65 F. Supp. 825 | E.D.N.Y | 1946
Under date of May 2, 1946, the petitioner served a subpoena duces tecum upon the respondent, directing that on May 6th one of the officers of the respondent appear at the Office of Price Administration and bring with him nineteen separate types of office records and “all other data, facts or information used in completing forms DST-55 Revised, and all other books and records required to be kept under Revised Maximum Price Regulation 169, as amended, and Maximum Price Regulation 574, as amended.”
The period embraced is stated to be December 31, 1945, to May 2, 1946; and because that subpoena was not obeyed, this court was asked to issue an order directing compliance.
A reading of the subpoena disclosed that, if it were to be literally obeyed, the respondent would have to close its establishment, and transport from its place of business at 320 Johnson Avenue, Brooklyn, in this district, to the Office of Price Administration at 350 Fifth Avenue, in the Borough of Manhattan, all of the foregoing records, probably requiring one or more trucks for that purpose.
The respondent is said by the District Enforcement Attorney, Gottesman, to be “the largest independent cattle slaughterer in the New York Region which comprises the states of New York, New Jersey, Pennsylvania, Maryland, Delaware and District of Columbia.”
Obviously the court would have been derelict to have granted an order without requiring a hearing, and therefore the Enforcement Attorney was told to proceed by order to show cause, which was issued on May 13th, returnable on the 15th.
On May 22nd argument was had, pro and con, and the filing of an affidavit in reply to the answering affidavit was directed, so that the court might ascertain how best the interests of both parties could be conserved, in respect of the terms and conditions of an enforcement order.
It requires, no citation of authority to demonstrate that the Office of Price Administration cannot perform its functions in this case, unless it is given access to records which will enable it to ascertain whether purchases of live stock have been made at prices above the maximum prescribed by the O.P.A. regulations, and whether there have been sales of meats and meat products by the respondent at overceiling prices.

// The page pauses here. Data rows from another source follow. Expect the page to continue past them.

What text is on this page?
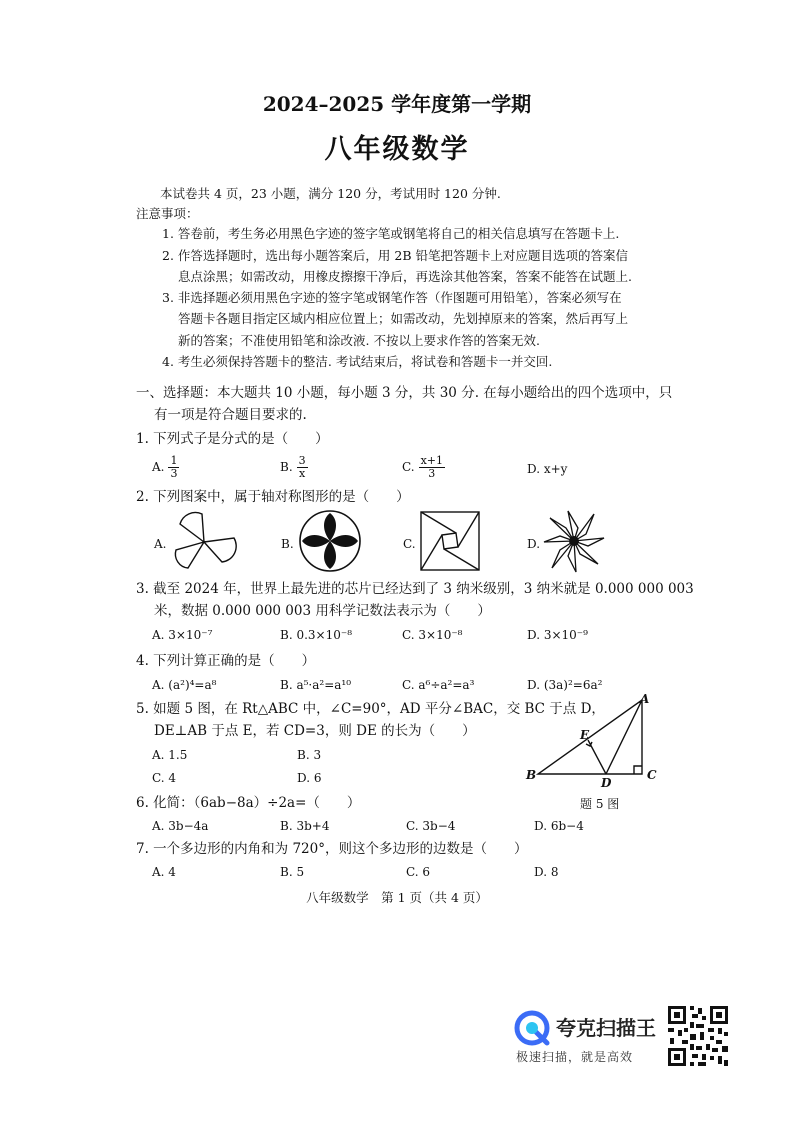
2024–2025 学年度第一学期
八年级数学
本试卷共 4 页，23 小题，满分 120 分，考试用时 120 分钟.
注意事项：
1. 答卷前，考生务必用黑色字迹的签字笔或钢笔将自己的相关信息填写在答题卡上.
2. 作答选择题时，选出每小题答案后，用 2B 铅笔把答题卡上对应题目选项的答案信
息点涂黑；如需改动，用橡皮擦擦干净后，再选涂其他答案，答案不能答在试题上.
3. 非选择题必须用黑色字迹的签字笔或钢笔作答（作图题可用铅笔），答案必须写在
答题卡各题目指定区域内相应位置上；如需改动，先划掉原来的答案，然后再写上
新的答案；不准使用铅笔和涂改液. 不按以上要求作答的答案无效.
4. 考生必须保持答题卡的整洁. 考试结束后，将试卷和答题卡一并交回.
一、选择题：本大题共 10 小题，每小题 3 分，共 30 分. 在每小题给出的四个选项中，只
有一项是符合题目要求的.
1. 下列式子是分式的是（　　）
A. $\frac{1}{3}$	B. $\frac{3}{x}$	C. $\frac{x+1}{3}$	D. x+y
2. 下列图案中，属于轴对称图形的是（　　）
A.	B.	C.	D.
3. 截至 2024 年，世界上最先进的芯片已经达到了 3 纳米级别，3 纳米就是 0.000 000 003
米，数据 0.000 000 003 用科学记数法表示为（　　）
A. 3×10⁻⁷	B. 0.3×10⁻⁸	C. 3×10⁻⁸	D. 3×10⁻⁹
4. 下列计算正确的是（　　）
A. (a²)⁴=a⁸	B. a⁵·a²=a¹⁰	C. a⁶÷a²=a³	D. (3a)²=6a²
5. 如题 5 图，在 Rt△ABC 中，∠C=90°，AD 平分∠BAC，交 BC 于点 D，
DE⊥AB 于点 E，若 CD=3，则 DE 的长为（　　）
A. 1.5	B. 3
C. 4	D. 6
A
B	C
D
E
题 5 图
6. 化简：（6ab−8a）÷2a=（　　）
A. 3b−4a	B. 3b+4	C. 3b−4	D. 6b−4
7. 一个多边形的内角和为 720°，则这个多边形的边数是（　　）
A. 4	B. 5	C. 6	D. 8
八年级数学　第 1 页（共 4 页）
夸克扫描王
极速扫描，就是高效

It is not understood that the respondent argued otherwise.
It is represented to the court that the petitioner has conducted an elaborate in
It sufficiently appears that the investigation proceeded on April 25, 26, 27 and 29, 1946.
On the first day, 4 accountants; on the second day, 7 accountants, and on the third and fourth days, 2 accountants were in the respondent’s plant, examining its records.
On those days, 7 investigators were present on April 25th; 5 on the 26th, 6 on the 27th, and 6 on the 29th.
The supervising investigator states in his affidavit as follows: “In all our operations in the plant we rendered and received courteous treatment as described in Mr. Waller’s affidavit.” The latter is the head of the Meats, Fats and Oil Section in the Meats, Fats and Oil Branch of the O.P.A.
There seem to emerge two matters in issue according to the affidavit of Thornton, Chief of the Food Price Section:
(1) According to the records of his office, no reports of the slaughtering of bulls have been filed since July, 1945.
For the respondent, the affidavit of Schmalholz, one of the attorneys, contains what purport to be copies of monthly live stock slaughter reports by this respondent for the months of January, February, March and April, 1946, all of which contain that particular item of Information.
Apparently those two versions cannot be reconciled.
(2) The petitioner asserts also that what are called “hot weight sheets” are not kept by the respondent. The manager swears that such sheets are kept and have been exhibited as requested, and contain the weight of each animal directly after it has been killed; apparently those sheets contain entries copied from slips of paper, memoranda made contemporaneously with the weighing operation.
While there would be an opportunity for misrepresentation through incorrect entry on the sheets of the figures that appear on the slips, there is no statement that the petitioner has evidence that the respondent has indulged in that practise.
My impression, gained from a study of the papers and the oral argument, is that the petitioner should be afforded a reasonable opportunity to continue the investigation started and said to have been impossible of completion by its accountants, but I see no reason why more than two should be required, nor why any of the books, papers or records should be removed from the respondent’s office.
Without deciding that all of the records listed in the subpoena require examination by petitioner in the prosecution of his investigation and the compilation of his report, because of lack of insight into the accounting practices of the enterprise, I think the respondent has more to gain than to lose, by according access to them at reasonable hours and in a reasonably convenient fashion.
I find nothing in the law or regulations which says that the administrator has the right in effect to close down operations of a given plant for the purpose of facilitating any investigation which the law requires him to conduct.
An order may be prepared, providing for the inspection of the said records by two accountants and one assistant at the office of the respondent during customary business hours, without prejudice to the right of the petitioner to seek an amended order, if the one herein directed proves to be inadequate to enable him to perform his functions.